The Big XII is looking to expand as another conference realignment is on the horizon, and Memphis fans are on the edge of their seats with excitement. Memphis is a city on the edge of SEC country with a big-time basketball program and a loyal fan following.
Unfortunately, Memphis fans will be let down once more as another BCS conference overlooks them in favor of other programs. Why can't the Tigers break into the upper echelon of NCAA athletics?
Memphis basketball fans are some of the most avid fans in the country, following their team anywhere they play, despite their relatively small local following. Memphis is a medium-sized town with no real professional sports team to follow.
One may argue that Memphis has the Grizzlies, but to the Grizzlies' dismay, they'll always play second fiddle to the Tigers, which is still an upgrade from playing in Canada. While Memphis fans are loyal, they also treat the football program as a second-rate citizen. As a city and a fan base, Memphis also lacks the money of schools in the SEC or Big XII.
The fans are loyal, but they won't part with their money to help any program except the basketball program.
After his firing, Tommy West unleashed a flurry of criticism on the media for its lack of support of the football program, and West indirectly criticized the fans, as well. Disgruntled as the ugly step-child of the university, West lost interest in recruiting and, ultimately, coaching. West was in his sunset years with a comfortable payout, so he no longer needed the football program, after coaching the most prolific offenses ever seen in the city. West's offenses included stars Danny Wimprine and Carolina Panther Deangelo Williams, who regularly filled the seats of Liberty Bowl Memorial Stadium every game day. That golden age of Memphis football soon faded, however.
By contrast, Memphis is poised to be the worst team in college football in 2011. Why? After the firing of Tommy West, Memphis had no choice but to ask its single most lucrative donor FedEx CEO Fred Smith for help. In doing so, Smith formed a committee of his own corporate elites to search for a new coach to lead the Tigers.
Many of the candidates saw the writing on the wall—a football team lacking depth and a donor who appeared to the outside world expected concessions in return for taking the head coaching position. At one time, it looked like Washington Redskins defensive backs coach Jerry Gray would accept the position, with multiple media outlets citing sources to that effect. Gray turned down the position, however, and led Smith and the Tigers to LSU assistant Larry Porter, a former Tiger running back with little to no experience coaching.
2010 saw Porter play Smith's son Cannon at quarterback, but after miserable performances, Cannon was usurped by Ryan Williams who appeared light years ahead of Cannon in every performance. Porter, however, continued to find reasons to put Cannon on the field until he was eventually injured to such a degree that he could no longer play.
Fast forward to 2011 where Memphis is projected to be the worst program in the country and Cannon Smith is slated to play at safety after his dismal performance at quarterback in 2010. As someone who's seen Smith play six years of high school football, I can tell you he isn't qualified to play at any Division I program, at any position, unless he's a remarkable long snapper.
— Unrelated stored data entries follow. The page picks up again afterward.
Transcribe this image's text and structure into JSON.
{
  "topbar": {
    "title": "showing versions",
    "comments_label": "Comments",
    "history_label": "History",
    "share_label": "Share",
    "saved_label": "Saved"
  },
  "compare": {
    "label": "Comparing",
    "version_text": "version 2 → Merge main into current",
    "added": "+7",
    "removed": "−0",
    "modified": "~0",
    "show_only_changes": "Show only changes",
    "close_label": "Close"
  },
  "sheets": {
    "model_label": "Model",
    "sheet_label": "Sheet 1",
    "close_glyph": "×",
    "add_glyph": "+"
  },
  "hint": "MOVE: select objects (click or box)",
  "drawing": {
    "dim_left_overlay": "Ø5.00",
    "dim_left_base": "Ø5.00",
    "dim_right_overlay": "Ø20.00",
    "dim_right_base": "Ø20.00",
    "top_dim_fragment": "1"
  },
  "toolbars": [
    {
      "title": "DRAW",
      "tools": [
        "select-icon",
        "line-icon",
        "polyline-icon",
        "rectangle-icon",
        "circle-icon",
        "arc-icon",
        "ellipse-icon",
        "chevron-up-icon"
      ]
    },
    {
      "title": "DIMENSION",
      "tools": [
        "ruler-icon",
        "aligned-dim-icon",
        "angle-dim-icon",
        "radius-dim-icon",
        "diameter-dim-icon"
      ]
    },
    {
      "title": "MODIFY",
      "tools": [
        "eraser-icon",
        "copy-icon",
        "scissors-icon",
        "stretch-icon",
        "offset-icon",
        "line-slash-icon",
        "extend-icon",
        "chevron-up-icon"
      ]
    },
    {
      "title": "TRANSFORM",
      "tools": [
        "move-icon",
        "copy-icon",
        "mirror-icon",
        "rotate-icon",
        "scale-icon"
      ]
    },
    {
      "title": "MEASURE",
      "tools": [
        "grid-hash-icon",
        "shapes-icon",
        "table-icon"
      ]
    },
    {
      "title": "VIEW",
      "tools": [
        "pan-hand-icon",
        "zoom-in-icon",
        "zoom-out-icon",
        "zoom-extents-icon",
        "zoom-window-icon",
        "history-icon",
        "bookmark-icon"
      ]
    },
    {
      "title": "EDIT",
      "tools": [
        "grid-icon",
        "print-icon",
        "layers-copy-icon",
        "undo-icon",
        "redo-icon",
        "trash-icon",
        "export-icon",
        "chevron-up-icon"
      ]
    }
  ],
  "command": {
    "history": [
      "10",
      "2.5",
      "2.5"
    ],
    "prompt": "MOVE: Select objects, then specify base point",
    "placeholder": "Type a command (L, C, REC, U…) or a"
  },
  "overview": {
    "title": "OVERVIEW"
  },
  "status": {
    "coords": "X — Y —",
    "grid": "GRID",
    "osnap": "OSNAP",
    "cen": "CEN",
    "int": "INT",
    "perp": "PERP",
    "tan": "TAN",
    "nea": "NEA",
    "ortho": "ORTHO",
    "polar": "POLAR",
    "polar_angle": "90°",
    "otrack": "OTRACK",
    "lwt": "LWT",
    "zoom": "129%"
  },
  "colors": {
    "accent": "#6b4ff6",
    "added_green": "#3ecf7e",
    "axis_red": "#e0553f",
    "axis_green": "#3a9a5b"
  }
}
So, why will the Big XII overlook Memphis?
Memphis is in fertile recruiting territory, has a strong following, and a nice television market. It has one of the nation's elite basketball programs, and it has new facilities. It sits at the western edge of the Big East and the eastern edge of the Big XII.
Why wouldn't a major conference want Memphis?
Memphis gives major conferences every excuse not to choose them.
The fans have a small-town mentality, focusing solely on basketball, while refusing to donate real money to a football program that could use a major upgrade of football facilities. Any time the Tigers need money, the program is forced to turn to the town's single provider—FedEx. In return for selling its soul, the Tigers have to afford Fred Smith concessions for his generosity.
It's not the fault of the fanbase, however. Memphis is not a city made of money. It's a town that lets the entitled drive its politics, while sucking the county dry with corrupt and ineffective policies. The recent school consolidation is just another example of a poorly run political system looking for more money from the county to waste or feed to corrupt political allies.
Memphis isn't willing to do what it takes as a city to be better, so the University of Memphis feels the effects. Instead, the money that's available is funneled into failed policies or the money leaves, because people with real values simply tire of the city, despite their love of the University.
That said, Memphis will never be considered as a member of a major conference, because it refuses to do what's necessary to be a major program. It's head coach is appears beholden to the highest net worth individual in the city, and the alumni and fans refuse to part ways with the cash required to show major conferences that the school is worthy of a position in the BCS.
As such, Memphis will continue to suffer consequences of regular recruiting losses and poor performance on the field. And, despite the choice by starting quarterback Ryan Williams to depart for Miami, who will likely see the death penalty, he still has a higher probability of landing on his feet in a major conference than Memphis.